Beauty Behind the Madness by Ismail has as its refrain, paintings that reflect a leitmotif of learning and unlearning that has come to characterize Ismail’s work over the years. In his voyage of rediscovery, Ismail dares to be naïve, to move beyond Black portraiture, Romanticism and Representation to a form of Naturalism with a focus on social commentary, objectivism, determinism and characterization of subject matter through a form of detonated formalism and abstraction. Ismail aims, in his words, “to capture daily life and imagination”. Ismail is concerned with the quotidian and mundane aspects of human society. Ismail is amongst those rarified few who are able to learn through a process of observation and synthesis. He observes society, processes and crystallizes; what he offers is a heuristic narrative of where society is at any given moment in time. It is literature but in picture form.
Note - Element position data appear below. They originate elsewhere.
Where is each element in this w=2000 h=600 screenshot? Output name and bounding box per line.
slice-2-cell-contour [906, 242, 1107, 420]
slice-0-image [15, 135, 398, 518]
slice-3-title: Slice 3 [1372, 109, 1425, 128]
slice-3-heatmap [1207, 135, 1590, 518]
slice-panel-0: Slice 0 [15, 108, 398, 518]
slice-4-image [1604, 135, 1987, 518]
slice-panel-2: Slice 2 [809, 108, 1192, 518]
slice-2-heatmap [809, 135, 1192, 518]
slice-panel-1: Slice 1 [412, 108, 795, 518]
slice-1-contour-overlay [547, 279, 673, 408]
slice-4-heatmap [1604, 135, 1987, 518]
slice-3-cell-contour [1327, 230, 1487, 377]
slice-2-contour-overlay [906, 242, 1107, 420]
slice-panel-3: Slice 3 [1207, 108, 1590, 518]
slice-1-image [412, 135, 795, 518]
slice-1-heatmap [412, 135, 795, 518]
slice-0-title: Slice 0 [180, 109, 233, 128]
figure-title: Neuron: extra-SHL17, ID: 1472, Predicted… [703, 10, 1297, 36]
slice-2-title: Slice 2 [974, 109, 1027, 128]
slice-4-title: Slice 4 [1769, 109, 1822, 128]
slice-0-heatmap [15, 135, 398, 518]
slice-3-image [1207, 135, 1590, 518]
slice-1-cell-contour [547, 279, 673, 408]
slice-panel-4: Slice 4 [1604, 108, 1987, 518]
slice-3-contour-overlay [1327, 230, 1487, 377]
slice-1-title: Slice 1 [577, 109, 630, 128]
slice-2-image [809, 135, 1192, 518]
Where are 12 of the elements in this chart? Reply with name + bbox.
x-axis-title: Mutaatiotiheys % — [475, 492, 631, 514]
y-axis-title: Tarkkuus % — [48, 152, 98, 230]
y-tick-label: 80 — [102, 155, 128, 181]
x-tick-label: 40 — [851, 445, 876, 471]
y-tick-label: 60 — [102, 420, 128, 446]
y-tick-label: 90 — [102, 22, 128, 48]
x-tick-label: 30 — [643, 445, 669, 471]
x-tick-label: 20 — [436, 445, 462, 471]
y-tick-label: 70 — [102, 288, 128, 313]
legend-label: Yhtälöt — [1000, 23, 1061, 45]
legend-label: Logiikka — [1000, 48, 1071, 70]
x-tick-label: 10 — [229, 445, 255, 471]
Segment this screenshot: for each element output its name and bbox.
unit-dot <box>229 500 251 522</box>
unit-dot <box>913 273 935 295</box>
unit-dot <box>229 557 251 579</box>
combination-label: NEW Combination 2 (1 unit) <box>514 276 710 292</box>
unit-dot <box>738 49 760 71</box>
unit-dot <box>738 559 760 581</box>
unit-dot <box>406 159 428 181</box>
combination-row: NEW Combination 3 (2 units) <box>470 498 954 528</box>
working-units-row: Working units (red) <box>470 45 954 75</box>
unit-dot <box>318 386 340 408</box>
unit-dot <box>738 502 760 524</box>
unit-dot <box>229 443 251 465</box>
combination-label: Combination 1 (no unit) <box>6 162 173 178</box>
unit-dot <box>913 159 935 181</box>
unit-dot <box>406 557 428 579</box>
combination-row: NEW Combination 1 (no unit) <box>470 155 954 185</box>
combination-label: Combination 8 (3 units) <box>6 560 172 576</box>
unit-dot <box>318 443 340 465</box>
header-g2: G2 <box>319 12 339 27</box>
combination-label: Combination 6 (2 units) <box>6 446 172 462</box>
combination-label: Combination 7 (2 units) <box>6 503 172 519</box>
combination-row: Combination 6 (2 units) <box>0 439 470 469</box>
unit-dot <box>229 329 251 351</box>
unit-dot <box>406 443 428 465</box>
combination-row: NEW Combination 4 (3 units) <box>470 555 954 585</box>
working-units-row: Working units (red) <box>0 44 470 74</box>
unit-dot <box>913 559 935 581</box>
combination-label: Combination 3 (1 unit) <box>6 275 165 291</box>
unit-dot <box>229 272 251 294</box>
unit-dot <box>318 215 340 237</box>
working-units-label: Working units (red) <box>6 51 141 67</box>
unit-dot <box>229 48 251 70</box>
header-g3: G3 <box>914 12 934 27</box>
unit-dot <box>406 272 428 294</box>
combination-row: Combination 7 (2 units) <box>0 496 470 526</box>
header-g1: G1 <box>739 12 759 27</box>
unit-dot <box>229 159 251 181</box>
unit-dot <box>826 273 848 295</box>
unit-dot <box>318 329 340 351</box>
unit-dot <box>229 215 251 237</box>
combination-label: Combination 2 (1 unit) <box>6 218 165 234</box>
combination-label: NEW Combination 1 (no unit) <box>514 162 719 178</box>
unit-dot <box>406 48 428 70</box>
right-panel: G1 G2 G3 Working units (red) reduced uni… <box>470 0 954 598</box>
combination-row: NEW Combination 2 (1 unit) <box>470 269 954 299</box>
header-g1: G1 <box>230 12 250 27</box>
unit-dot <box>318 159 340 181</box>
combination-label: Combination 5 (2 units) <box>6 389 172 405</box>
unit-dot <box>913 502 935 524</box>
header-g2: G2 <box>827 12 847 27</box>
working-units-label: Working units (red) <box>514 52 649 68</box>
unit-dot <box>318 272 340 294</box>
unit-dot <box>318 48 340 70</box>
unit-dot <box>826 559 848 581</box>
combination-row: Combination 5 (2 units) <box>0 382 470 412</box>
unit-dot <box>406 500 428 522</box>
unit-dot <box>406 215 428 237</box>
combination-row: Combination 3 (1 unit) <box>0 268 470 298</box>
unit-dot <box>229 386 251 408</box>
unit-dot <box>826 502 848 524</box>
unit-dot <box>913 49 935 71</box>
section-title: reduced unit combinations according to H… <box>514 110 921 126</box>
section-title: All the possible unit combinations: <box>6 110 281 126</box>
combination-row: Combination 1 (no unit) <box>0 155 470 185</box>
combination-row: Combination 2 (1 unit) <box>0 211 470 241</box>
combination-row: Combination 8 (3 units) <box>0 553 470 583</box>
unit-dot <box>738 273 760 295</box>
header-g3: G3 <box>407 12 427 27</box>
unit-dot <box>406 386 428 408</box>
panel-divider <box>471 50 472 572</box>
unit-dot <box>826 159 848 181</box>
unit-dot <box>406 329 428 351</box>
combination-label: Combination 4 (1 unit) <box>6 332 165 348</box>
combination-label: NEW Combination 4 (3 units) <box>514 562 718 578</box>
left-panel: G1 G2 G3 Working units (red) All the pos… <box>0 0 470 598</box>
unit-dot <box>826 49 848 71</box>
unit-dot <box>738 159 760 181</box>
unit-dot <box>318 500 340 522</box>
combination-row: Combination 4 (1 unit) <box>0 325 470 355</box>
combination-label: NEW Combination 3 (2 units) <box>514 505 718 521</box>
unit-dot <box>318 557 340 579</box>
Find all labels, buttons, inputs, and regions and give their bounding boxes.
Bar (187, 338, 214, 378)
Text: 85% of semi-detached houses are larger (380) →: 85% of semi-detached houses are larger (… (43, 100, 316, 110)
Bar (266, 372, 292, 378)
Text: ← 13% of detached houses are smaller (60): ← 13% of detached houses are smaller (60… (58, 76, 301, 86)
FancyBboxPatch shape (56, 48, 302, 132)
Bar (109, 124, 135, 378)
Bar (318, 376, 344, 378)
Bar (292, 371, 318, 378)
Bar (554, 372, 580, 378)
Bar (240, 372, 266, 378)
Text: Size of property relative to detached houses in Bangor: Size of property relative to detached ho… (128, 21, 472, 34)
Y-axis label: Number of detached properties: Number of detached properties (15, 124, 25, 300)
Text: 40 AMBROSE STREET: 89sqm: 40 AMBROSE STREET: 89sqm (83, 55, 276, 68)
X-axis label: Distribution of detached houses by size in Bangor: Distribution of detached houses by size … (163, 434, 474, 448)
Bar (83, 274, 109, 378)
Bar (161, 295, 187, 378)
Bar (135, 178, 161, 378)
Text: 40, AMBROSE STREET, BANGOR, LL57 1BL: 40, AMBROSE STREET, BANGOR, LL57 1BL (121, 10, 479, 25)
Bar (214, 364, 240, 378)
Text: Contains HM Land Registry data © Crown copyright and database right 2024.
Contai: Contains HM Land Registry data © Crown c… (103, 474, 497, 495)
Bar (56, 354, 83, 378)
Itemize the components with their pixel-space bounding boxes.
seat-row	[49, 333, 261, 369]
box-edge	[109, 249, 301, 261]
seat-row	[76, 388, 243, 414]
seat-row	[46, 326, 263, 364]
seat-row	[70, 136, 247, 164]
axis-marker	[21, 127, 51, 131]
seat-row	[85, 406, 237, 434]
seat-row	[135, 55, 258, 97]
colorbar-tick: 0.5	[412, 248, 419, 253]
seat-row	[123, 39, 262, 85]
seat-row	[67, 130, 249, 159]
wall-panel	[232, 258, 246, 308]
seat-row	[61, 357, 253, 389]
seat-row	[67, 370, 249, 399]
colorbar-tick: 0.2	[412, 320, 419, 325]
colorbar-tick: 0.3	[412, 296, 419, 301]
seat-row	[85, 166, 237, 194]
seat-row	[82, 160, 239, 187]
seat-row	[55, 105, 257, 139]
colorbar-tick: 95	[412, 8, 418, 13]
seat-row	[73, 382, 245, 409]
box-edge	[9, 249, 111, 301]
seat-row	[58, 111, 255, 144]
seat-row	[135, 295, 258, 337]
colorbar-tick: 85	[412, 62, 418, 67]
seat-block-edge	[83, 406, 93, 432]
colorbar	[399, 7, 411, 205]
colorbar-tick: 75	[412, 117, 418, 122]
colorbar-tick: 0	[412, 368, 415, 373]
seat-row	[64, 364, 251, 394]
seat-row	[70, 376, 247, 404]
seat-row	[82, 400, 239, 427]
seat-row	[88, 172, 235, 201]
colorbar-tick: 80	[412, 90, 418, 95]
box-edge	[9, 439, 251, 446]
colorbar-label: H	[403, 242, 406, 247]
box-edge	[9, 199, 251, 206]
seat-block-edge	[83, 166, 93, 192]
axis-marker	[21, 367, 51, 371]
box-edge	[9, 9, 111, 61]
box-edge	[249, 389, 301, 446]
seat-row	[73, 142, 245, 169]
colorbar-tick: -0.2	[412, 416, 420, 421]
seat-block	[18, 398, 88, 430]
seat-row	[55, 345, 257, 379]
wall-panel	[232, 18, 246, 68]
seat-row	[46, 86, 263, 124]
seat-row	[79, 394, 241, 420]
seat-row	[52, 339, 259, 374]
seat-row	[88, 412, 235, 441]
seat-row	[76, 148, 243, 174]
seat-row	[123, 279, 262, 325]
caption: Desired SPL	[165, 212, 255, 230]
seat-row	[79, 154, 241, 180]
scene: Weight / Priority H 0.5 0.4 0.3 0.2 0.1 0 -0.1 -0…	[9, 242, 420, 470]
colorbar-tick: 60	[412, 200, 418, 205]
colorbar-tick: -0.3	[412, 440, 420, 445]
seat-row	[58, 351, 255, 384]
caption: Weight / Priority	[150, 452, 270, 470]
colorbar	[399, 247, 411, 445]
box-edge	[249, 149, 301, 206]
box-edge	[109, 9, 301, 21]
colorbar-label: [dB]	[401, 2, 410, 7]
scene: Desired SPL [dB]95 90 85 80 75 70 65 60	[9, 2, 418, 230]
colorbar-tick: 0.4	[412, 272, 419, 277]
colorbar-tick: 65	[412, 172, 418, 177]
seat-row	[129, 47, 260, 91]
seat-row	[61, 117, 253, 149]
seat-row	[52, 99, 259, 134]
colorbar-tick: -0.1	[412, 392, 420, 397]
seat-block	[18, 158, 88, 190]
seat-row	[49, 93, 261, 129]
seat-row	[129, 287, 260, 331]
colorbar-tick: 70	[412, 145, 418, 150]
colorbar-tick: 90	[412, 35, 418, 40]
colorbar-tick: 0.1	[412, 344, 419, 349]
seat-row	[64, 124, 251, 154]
In Beauty Behind the Madness Ismail, speaks to knowledge and how Western canons, for Africans, can sometimes stifle creative impulse. Again Ismail references, the Weekend's, Losers , the second track on the Album which speaks to the corrupting nature of “growing up” through automatic absorption and rote adherence to archaic forms of learning, to religion and to societal norms. Ismail use of heavy impasto, gestural quick lines and associative color palette that allow him to create texture and feeling with his subjects. Each character is alive due to their animated attributes. Texture upon texture, feeling upon feeling to give layers of complexity to his subjects. He aims for the very opposite of monumental but achieves the same memorable effect with subversive imprecision. The didacticism in Ismail’s portraits is expressed by using distortions and the grotesque to generate meaning, especially advocacy for the voiceless. The emotions and moods of subjects suffering from our angst-inducing social, cultural and political contemporary reality are captured far more vividly and effectively by his distortions than by a more ‘realistic’ rendering. Ismail compassionately presents to the viewer identities fractured by anxieties induced by judgements about appearance; by material aspirations; by racial or gender-based oppression. Ismail himself coined the felicitous epithet “infantile semi-abstraction” for his intriguing and original paintings, but their childishness lies only in tapping into the same fount of inspiration as does a child and their tendency away from representational fidelity and towards abstraction is only a coda to their comprehensive examinations of form and line, color and texture. Ismail’s is a naïveté and abstraction that could only be conceived and executed by an excellent draughtsman.